It's asking you to find the surface temperature. When it references Mercury-Sun distance it's probably referencing the distance between their COMs.

Okay so the Distance from the Earth to the Sun is

$$1.49*10^8$$ m

So we take out the sun/Earth radius, giving:

$$1.483*10^8$$ m

the distance from Sun to the Mercury is 0.38x this, so:

$$5.635*10^7$$m

The Surface Temperature of Earth is 14 degrees C

So now Do we have to use ratios to find the temperature of Mercury using:

$$T \propto \frac{1}{d^2}$$

ie

$$\frac{T_{Earth}}{T_{Mercury}} \propto \frac{\frac{1}{d_{Earth}^2}}{\frac{1}{d_{Mercury}^2}}$$

???

Okay, I have tried out my ratio methiod, and it gives me a average surface temperature of 97 Degrees Celsius. Does this sound right?

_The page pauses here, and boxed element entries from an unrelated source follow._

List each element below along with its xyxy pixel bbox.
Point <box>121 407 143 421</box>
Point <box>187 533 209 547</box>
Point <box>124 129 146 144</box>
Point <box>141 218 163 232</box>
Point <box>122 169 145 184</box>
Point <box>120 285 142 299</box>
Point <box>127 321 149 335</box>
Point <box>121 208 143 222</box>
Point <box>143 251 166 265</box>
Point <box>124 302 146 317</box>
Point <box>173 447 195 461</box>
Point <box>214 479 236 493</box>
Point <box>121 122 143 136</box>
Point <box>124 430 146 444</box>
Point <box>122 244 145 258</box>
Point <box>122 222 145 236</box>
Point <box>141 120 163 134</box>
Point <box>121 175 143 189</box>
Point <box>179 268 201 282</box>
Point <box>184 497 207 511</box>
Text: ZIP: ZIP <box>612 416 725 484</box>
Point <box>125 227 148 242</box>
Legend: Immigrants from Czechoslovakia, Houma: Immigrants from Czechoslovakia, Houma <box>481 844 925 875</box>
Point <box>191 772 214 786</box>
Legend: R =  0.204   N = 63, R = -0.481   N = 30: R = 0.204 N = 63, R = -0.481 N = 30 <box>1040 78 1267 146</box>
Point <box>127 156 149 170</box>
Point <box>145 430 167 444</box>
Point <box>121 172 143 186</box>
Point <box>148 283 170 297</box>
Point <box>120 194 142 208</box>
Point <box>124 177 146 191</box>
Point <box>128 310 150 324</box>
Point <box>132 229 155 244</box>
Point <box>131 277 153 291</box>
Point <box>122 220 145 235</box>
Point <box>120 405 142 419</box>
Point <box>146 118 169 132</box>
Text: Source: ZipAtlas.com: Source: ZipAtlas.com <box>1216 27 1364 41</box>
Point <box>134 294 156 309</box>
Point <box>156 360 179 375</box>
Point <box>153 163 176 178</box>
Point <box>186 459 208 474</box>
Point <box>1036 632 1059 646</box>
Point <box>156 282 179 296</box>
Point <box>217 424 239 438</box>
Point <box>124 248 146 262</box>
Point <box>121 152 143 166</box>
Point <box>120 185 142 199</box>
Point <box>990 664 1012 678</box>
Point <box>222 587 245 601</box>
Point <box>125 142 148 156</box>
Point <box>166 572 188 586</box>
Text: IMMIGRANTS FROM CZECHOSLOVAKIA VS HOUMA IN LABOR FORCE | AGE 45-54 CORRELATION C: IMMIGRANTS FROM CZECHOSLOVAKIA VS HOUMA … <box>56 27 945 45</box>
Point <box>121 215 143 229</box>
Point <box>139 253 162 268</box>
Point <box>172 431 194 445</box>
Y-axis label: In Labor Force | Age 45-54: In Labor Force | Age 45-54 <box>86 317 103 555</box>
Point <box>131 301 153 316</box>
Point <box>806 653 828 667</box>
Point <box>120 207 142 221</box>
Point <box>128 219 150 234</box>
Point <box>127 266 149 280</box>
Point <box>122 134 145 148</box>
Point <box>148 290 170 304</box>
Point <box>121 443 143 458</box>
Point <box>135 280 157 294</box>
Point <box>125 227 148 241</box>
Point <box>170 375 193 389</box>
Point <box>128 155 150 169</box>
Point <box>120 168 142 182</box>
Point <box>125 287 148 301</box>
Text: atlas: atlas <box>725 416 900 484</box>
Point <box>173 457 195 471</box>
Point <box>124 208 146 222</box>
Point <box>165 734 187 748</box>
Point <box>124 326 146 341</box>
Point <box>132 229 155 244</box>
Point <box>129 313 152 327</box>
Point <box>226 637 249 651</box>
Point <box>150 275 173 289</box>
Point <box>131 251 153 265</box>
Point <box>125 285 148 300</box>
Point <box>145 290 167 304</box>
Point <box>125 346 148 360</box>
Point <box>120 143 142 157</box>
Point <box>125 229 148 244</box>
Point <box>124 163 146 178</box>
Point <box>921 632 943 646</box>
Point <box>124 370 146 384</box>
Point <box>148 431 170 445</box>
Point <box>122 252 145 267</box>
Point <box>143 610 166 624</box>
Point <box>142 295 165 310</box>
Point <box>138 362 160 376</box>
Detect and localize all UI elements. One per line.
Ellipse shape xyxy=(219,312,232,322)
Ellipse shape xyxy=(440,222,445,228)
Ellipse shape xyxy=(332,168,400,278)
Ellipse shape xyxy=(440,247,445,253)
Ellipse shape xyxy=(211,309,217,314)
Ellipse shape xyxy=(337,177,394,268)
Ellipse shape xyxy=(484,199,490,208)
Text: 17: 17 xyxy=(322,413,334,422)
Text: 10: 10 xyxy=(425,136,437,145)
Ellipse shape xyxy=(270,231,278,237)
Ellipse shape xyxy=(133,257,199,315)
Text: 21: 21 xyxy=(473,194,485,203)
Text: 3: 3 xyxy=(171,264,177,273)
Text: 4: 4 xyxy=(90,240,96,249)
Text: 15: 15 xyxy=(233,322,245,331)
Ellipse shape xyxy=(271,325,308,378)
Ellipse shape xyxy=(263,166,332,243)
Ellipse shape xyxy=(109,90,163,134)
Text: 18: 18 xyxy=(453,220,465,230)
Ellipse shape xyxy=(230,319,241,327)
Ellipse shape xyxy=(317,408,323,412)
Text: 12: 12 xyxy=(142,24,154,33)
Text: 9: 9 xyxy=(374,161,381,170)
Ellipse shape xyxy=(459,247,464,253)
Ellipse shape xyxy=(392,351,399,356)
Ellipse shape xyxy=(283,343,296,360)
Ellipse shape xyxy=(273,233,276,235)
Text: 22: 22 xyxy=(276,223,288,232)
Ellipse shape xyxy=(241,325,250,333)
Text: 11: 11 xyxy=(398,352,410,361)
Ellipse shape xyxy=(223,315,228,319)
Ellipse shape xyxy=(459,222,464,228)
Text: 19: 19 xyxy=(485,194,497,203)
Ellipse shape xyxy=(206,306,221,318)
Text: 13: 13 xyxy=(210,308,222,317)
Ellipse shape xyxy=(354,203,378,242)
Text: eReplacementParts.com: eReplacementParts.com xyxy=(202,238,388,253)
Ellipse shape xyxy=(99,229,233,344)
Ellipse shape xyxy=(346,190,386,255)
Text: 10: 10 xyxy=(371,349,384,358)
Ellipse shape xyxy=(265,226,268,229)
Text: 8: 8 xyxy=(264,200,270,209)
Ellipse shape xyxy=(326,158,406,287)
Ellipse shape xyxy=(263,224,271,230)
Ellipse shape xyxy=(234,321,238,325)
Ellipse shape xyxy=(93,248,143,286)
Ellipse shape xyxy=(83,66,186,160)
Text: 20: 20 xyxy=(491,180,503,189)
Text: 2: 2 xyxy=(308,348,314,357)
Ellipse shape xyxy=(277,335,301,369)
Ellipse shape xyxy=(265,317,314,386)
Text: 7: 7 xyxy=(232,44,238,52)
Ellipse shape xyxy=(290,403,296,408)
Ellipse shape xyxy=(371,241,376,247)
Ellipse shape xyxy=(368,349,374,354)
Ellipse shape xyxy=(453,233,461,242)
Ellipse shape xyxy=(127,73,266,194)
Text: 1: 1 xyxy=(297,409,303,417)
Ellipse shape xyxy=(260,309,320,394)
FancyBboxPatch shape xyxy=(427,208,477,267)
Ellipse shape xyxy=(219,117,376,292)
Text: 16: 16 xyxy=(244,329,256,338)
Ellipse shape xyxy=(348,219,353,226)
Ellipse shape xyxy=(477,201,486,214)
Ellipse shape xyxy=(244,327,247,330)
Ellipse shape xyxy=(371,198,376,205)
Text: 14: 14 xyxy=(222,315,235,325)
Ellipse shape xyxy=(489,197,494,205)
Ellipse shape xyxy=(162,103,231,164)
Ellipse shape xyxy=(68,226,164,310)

Looking on the web, I have found a maximum Daytime temp of about 400, minimum of -200, which gives an average of 100 degrees C, so does seem to agree there...

Does this look okay???

TFM

Does the above look okay???

I've been wondering lately how to calculate Mercury's surface temperature, so I'm glad you asked this.

Your logic sounds good. However, when taking the ratios of the temperatures, they need to be in degrees Kelvin, which is Celsius plus 273 degrees, the absolute zero point in Celsius. If you do this and apply the inverse square law, you'll get an average temperature of 1650 deg Celsius, which is too high.

This approach would probably work better for gases rather than rock. Also, Mercury has no atmosphere to speak of, so most of whatever heat it receives during its day is radiated away at night, more so than it would be on the earth.